Berkeley – The cuisine of Argentina is largely a product of the confluence of geography and immigrant culture. The pampas, South America’s vast, grassy flatlands, dominate Argentina’s landscape east of the Andes. These fertile plains are perfectly suited to cattle ranching and have given birth to South America’s very own brand of cowboy culture and a national passion for grilled red meat. The Andean foothills around the region of Mendoza provide a bountiful grape harvest and comprise one of the continent’s richest wine-making regions – as well as the world’s second-largest producer of the Malbec varietal.
Both cattle and wine came to Argentina with the Spanish, but the influence of European culture was by no means limited to that of the Spanish. For the last two centuries immigrants from all corners of Europe have flooded into Argentina; of all the countries in the Americas, only the United States has attracted Europeans in greater numbers. As a result, many of the most prevalent national dishes can be traced directly to the Old World: pizza and pasta from Italy, pastries from Switzerland and Germany, and even English tea.
Interestingly, though, one of Argentina’s most ubiquitous – and possibly most-cherished – delicacies enjoys a more mysterious pedigree. The treat is dulce de leche, a gooey, caramelized concoction made from slowly heated milk and sugar. Its popularity is evident to any traveler to Argentina by its pervasiveness. As a cake filling, a spread for toast, a topping for pancakes or even an ice cream flavor, dulce de leche can be found on the table with every meal – from breakfast to dessert to late-night snack. It is simply the defining sweet of Argentina.
Dulce de leche can hardly be discussed without mentioning its primary composition, the equally inescapable alfajor. Argentine alfajores are sweet snack cakes that come in a variety of forms but basically consist of dulce de leche sandwiched between a pair of biscuits and covered in chocolate.

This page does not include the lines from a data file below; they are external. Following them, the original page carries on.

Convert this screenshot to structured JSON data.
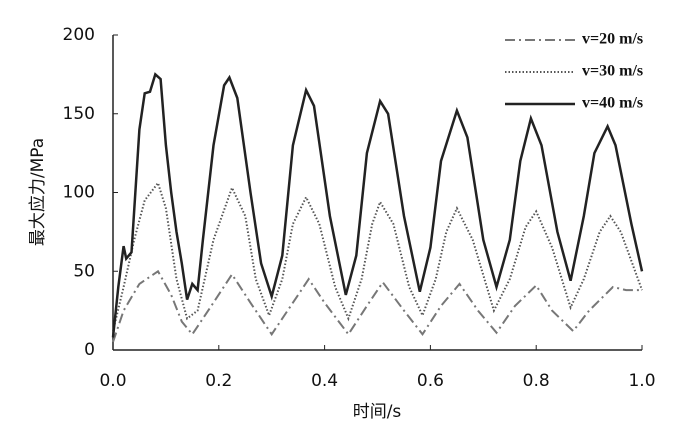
{
  "chart_data": {
    "type": "line",
    "x_label": "时间/s",
    "y_label": "最大应力/MPa",
    "xlim": [
      0,
      1
    ],
    "ylim": [
      0,
      200
    ],
    "xticks": [
      {
        "value": 0,
        "label": "0.0"
      },
      0.2,
      0.4,
      0.6,
      0.8,
      {
        "value": 1,
        "label": "1.0"
      }
    ],
    "yticks": [
      0,
      50,
      100,
      150,
      200
    ],
    "legend": "upper-right",
    "series": [
      {
        "name": "v=20 m/s",
        "color": "#777777",
        "style": "dashdot",
        "x": [
          0,
          0.02,
          0.05,
          0.085,
          0.11,
          0.13,
          0.15,
          0.18,
          0.225,
          0.26,
          0.3,
          0.33,
          0.37,
          0.4,
          0.445,
          0.48,
          0.51,
          0.55,
          0.585,
          0.62,
          0.655,
          0.69,
          0.725,
          0.76,
          0.8,
          0.83,
          0.87,
          0.9,
          0.945,
          0.97,
          1.0
        ],
        "values": [
          5,
          25,
          42,
          50,
          35,
          18,
          10,
          25,
          48,
          30,
          10,
          25,
          45,
          30,
          10,
          28,
          43,
          25,
          10,
          28,
          42,
          25,
          11,
          28,
          41,
          25,
          12,
          25,
          40,
          38,
          38
        ]
      },
      {
        "name": "v=30 m/s",
        "color": "#555555",
        "style": "dotted",
        "x": [
          0,
          0.02,
          0.04,
          0.06,
          0.085,
          0.1,
          0.12,
          0.14,
          0.16,
          0.19,
          0.225,
          0.25,
          0.27,
          0.295,
          0.32,
          0.34,
          0.365,
          0.39,
          0.42,
          0.445,
          0.47,
          0.49,
          0.505,
          0.53,
          0.56,
          0.585,
          0.61,
          0.63,
          0.65,
          0.68,
          0.72,
          0.75,
          0.78,
          0.8,
          0.83,
          0.865,
          0.89,
          0.92,
          0.94,
          0.96,
          1.0
        ],
        "values": [
          12,
          40,
          70,
          95,
          106,
          90,
          45,
          20,
          25,
          70,
          103,
          85,
          45,
          22,
          45,
          80,
          97,
          80,
          40,
          20,
          45,
          80,
          94,
          80,
          40,
          22,
          45,
          75,
          90,
          70,
          25,
          45,
          78,
          88,
          65,
          27,
          45,
          75,
          85,
          75,
          38
        ]
      },
      {
        "name": "v=40 m/s",
        "color": "#222222",
        "style": "solid",
        "x": [
          0,
          0.01,
          0.02,
          0.025,
          0.035,
          0.05,
          0.06,
          0.07,
          0.08,
          0.09,
          0.1,
          0.11,
          0.12,
          0.13,
          0.14,
          0.15,
          0.16,
          0.17,
          0.19,
          0.21,
          0.22,
          0.235,
          0.26,
          0.28,
          0.3,
          0.32,
          0.34,
          0.365,
          0.38,
          0.41,
          0.44,
          0.46,
          0.48,
          0.505,
          0.52,
          0.55,
          0.58,
          0.6,
          0.62,
          0.65,
          0.67,
          0.7,
          0.725,
          0.75,
          0.77,
          0.79,
          0.81,
          0.84,
          0.865,
          0.89,
          0.91,
          0.935,
          0.95,
          0.98,
          1.0
        ],
        "values": [
          8,
          40,
          66,
          58,
          62,
          140,
          163,
          164,
          175,
          172,
          130,
          100,
          75,
          55,
          32,
          42,
          38,
          70,
          130,
          168,
          173,
          160,
          100,
          55,
          34,
          60,
          130,
          165,
          155,
          85,
          35,
          60,
          125,
          158,
          150,
          85,
          37,
          65,
          120,
          152,
          135,
          70,
          40,
          70,
          120,
          147,
          130,
          75,
          44,
          85,
          125,
          142,
          130,
          80,
          50
        ]
      }
    ]
  }
}
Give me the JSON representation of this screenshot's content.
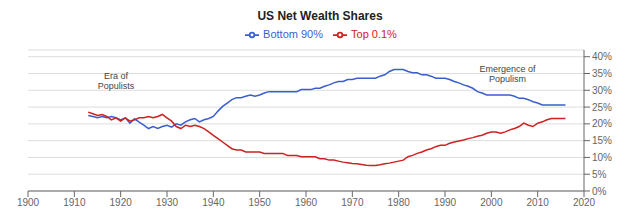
{
  "chart_data": {
    "type": "line",
    "title": "US Net Wealth Shares",
    "x": [
      1913,
      1914,
      1915,
      1916,
      1917,
      1918,
      1919,
      1920,
      1921,
      1922,
      1923,
      1924,
      1925,
      1926,
      1927,
      1928,
      1929,
      1930,
      1931,
      1932,
      1933,
      1934,
      1935,
      1936,
      1937,
      1938,
      1939,
      1940,
      1941,
      1942,
      1943,
      1944,
      1945,
      1946,
      1947,
      1948,
      1949,
      1950,
      1951,
      1952,
      1953,
      1954,
      1955,
      1956,
      1957,
      1958,
      1959,
      1960,
      1961,
      1962,
      1963,
      1964,
      1965,
      1966,
      1967,
      1968,
      1969,
      1970,
      1971,
      1972,
      1973,
      1974,
      1975,
      1976,
      1977,
      1978,
      1979,
      1980,
      1981,
      1982,
      1983,
      1984,
      1985,
      1986,
      1987,
      1988,
      1989,
      1990,
      1991,
      1992,
      1993,
      1994,
      1995,
      1996,
      1997,
      1998,
      1999,
      2000,
      2001,
      2002,
      2003,
      2004,
      2005,
      2006,
      2007,
      2008,
      2009,
      2010,
      2011,
      2012,
      2013,
      2014,
      2015,
      2016
    ],
    "series": [
      {
        "name": "Bottom 90%",
        "color": "#3a5fcd",
        "values": [
          0.225,
          0.222,
          0.218,
          0.222,
          0.218,
          0.222,
          0.218,
          0.212,
          0.218,
          0.202,
          0.215,
          0.205,
          0.196,
          0.186,
          0.192,
          0.186,
          0.192,
          0.196,
          0.19,
          0.2,
          0.196,
          0.206,
          0.212,
          0.216,
          0.206,
          0.212,
          0.216,
          0.222,
          0.238,
          0.252,
          0.262,
          0.272,
          0.278,
          0.278,
          0.282,
          0.286,
          0.282,
          0.286,
          0.292,
          0.296,
          0.296,
          0.296,
          0.296,
          0.296,
          0.296,
          0.296,
          0.302,
          0.302,
          0.302,
          0.306,
          0.306,
          0.312,
          0.316,
          0.322,
          0.326,
          0.326,
          0.332,
          0.332,
          0.336,
          0.336,
          0.336,
          0.336,
          0.336,
          0.342,
          0.346,
          0.356,
          0.362,
          0.362,
          0.362,
          0.356,
          0.352,
          0.352,
          0.346,
          0.346,
          0.342,
          0.336,
          0.336,
          0.336,
          0.332,
          0.326,
          0.322,
          0.316,
          0.312,
          0.306,
          0.296,
          0.292,
          0.286,
          0.286,
          0.286,
          0.286,
          0.286,
          0.286,
          0.282,
          0.276,
          0.276,
          0.272,
          0.266,
          0.262,
          0.256,
          0.256,
          0.256,
          0.256,
          0.256,
          0.256
        ]
      },
      {
        "name": "Top 0.1%",
        "color": "#cc2222",
        "values": [
          0.235,
          0.23,
          0.225,
          0.228,
          0.222,
          0.212,
          0.218,
          0.208,
          0.218,
          0.208,
          0.212,
          0.218,
          0.218,
          0.222,
          0.218,
          0.222,
          0.228,
          0.218,
          0.208,
          0.192,
          0.186,
          0.196,
          0.192,
          0.196,
          0.192,
          0.186,
          0.176,
          0.166,
          0.156,
          0.146,
          0.136,
          0.126,
          0.122,
          0.122,
          0.116,
          0.116,
          0.116,
          0.116,
          0.112,
          0.112,
          0.112,
          0.112,
          0.112,
          0.106,
          0.106,
          0.106,
          0.102,
          0.102,
          0.102,
          0.102,
          0.096,
          0.096,
          0.092,
          0.092,
          0.089,
          0.086,
          0.084,
          0.082,
          0.081,
          0.079,
          0.077,
          0.076,
          0.076,
          0.078,
          0.081,
          0.083,
          0.086,
          0.089,
          0.092,
          0.102,
          0.106,
          0.112,
          0.116,
          0.122,
          0.126,
          0.132,
          0.136,
          0.136,
          0.142,
          0.146,
          0.149,
          0.152,
          0.156,
          0.159,
          0.163,
          0.166,
          0.172,
          0.176,
          0.176,
          0.172,
          0.176,
          0.182,
          0.186,
          0.192,
          0.202,
          0.196,
          0.192,
          0.202,
          0.206,
          0.212,
          0.216,
          0.216,
          0.216,
          0.216
        ]
      }
    ],
    "xlim": [
      1900,
      2020
    ],
    "xticks": [
      1900,
      1910,
      1920,
      1930,
      1940,
      1950,
      1960,
      1970,
      1980,
      1990,
      2000,
      2010,
      2020
    ],
    "ylim": [
      0.0,
      0.42
    ],
    "yticks": [
      {
        "value": 0.0,
        "label": "0%"
      },
      {
        "value": 0.05,
        "label": "5%"
      },
      {
        "value": 0.1,
        "label": "10%"
      },
      {
        "value": 0.15,
        "label": "15%"
      },
      {
        "value": 0.2,
        "label": "20%"
      },
      {
        "value": 0.25,
        "label": "25%"
      },
      {
        "value": 0.3,
        "label": "30%"
      },
      {
        "value": 0.35,
        "label": "35%"
      },
      {
        "value": 0.4,
        "label": "40%"
      }
    ],
    "grid": true,
    "legend": "top",
    "annotations": [
      {
        "text": "Era of\nPopulists",
        "x": 1919,
        "y": 0.295
      },
      {
        "text": "Emergence of\nPopulism",
        "x": 2003.5,
        "y": 0.315
      }
    ]
  }
}
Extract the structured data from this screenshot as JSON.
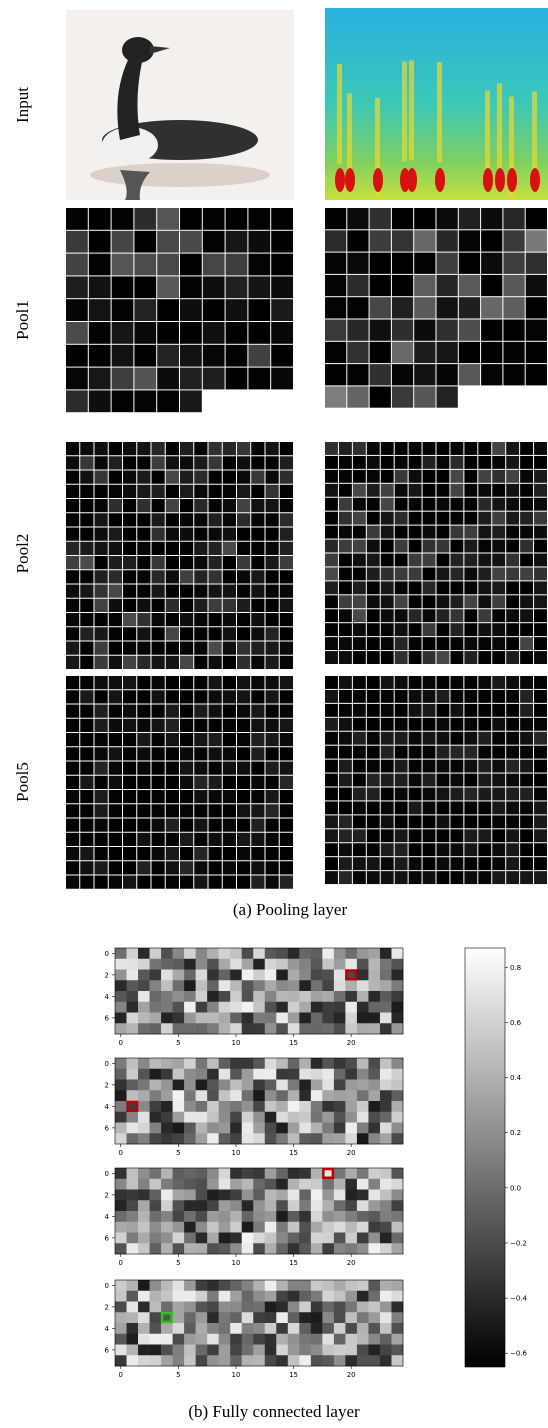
{
  "row_labels": [
    "Input",
    "Pool1",
    "Pool2",
    "Pool5"
  ],
  "captions": {
    "pooling": "(a) Pooling layer",
    "fully_connected": "(b) Fully connected layer"
  },
  "heatmaps": {
    "xticks": [
      0,
      5,
      10,
      15,
      20
    ],
    "yticks": [
      0,
      2,
      4,
      6
    ]
  },
  "colorbar": {
    "lim": [
      -0.65,
      0.87
    ],
    "ticks": [
      0.8,
      0.6,
      0.4,
      0.2,
      {
        "value": 0,
        "label": "0.0"
      },
      {
        "value": -0.2,
        "label": "−0.2"
      },
      {
        "value": -0.4,
        "label": "−0.4"
      },
      {
        "value": -0.6,
        "label": "−0.6"
      }
    ]
  }
}
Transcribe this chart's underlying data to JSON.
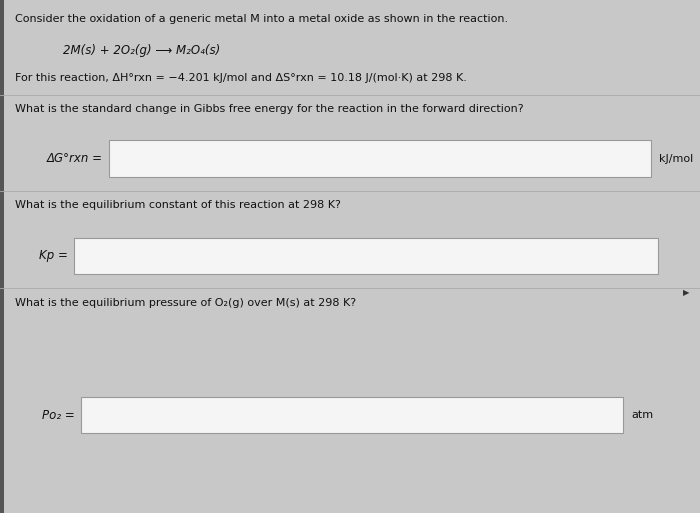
{
  "bg_color": "#c8c8c8",
  "panel_color": "#e8e8e8",
  "text_color": "#111111",
  "title_line": "Consider the oxidation of a generic metal M into a metal oxide as shown in the reaction.",
  "reaction_line": "2M(s) + 2O₂(g) ⟶ M₂O₄(s)",
  "given_line": "For this reaction, ΔH°rxn = −4.201 kJ/mol and ΔS°rxn = 10.18 J/(mol·K) at 298 K.",
  "q1": "What is the standard change in Gibbs free energy for the reaction in the forward direction?",
  "label1": "ΔG°rxn =",
  "unit1": "kJ/mol",
  "q2": "What is the equilibrium constant of this reaction at 298 K?",
  "label2": "Kp =",
  "unit2": "",
  "q3": "What is the equilibrium pressure of O₂(g) over M(s) at 298 K?",
  "label3": "Po₂ =",
  "unit3": "atm",
  "box_fill": "#f5f5f5",
  "box_edge": "#999999",
  "font_size_main": 8.0,
  "font_size_reaction": 8.5,
  "font_size_label": 8.5,
  "left_bar_color": "#555555",
  "left_bar_width": 0.006
}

Most common are the “black” (chocolate covered) and the “white” (white chocolate) flavors, however they can also be found coated in powdered sugar instead of chocolate. Alfajores are found at any street corner newsstand (or kiosko), market, bus depot or train station.
The popularity of dulce de leche can also be measured in numbers. Argentina is not only one of the top exporters of the sweet paste but also one of its biggest consumers. Domestic consumption has increased by almost 20% in the five years between 2006 and 2011 alone, and production peaked in 2010 with a record-setting 131,000 tons.
Argentines are passionate about their traditions, whether tango, fútbol, or asado, and their fervency extends equally to dulce de leche. In fact, this ardor for the caramel paste has actually yielded political ramifications, resulting in a spat with its northern neighbor. In 2003 Argentina’s Secretary of Culture asserted that dulce de leche’s patrimony was uniquely Argentine. Uruguay shares a love of dulce de leche, which is a staple of its cuisine and food culture as well. Fearing for the fate of its own production of dulce de leche for export, Uruguay challenged the claim of Argentine origin. The dispute has been elevated to the point of UN mediation and is currently under consideration by UNESCO.
What, then, is the origin of this prized, palatable paste? As the intractable dispute between Uruguay and Argentina would indicate, its provenance is not as clear as the pizza’s. According to Argentine tradition, dulce de leche was first produced by accident during an armed conflict in the Cañuelas province of Buenos Aires in 1829. One of the maids of Argentine General Juan Manuel de Rosas had been warming sweetened milk for the troops when she was interrupted by the arrival of the leader of the opposing forces, who had come to sign a peace treaty. In the commotion her cooking was left untended. When she returned to her kitchen she found the milk had reduced to form the delectable dulce de leche.
Naturally, Uruguayans have their own creation myth for dulce de leche – that it was concocted by slaves to enrich their diet – but other accounts place its genesis as far away as the medieval Norman hearth or even among the Ayurvedic pharmacopeia of ancient India. Whatever its true origin, dulce de leche is as inseparable from Argentina’s culture as the tango and the gaucho.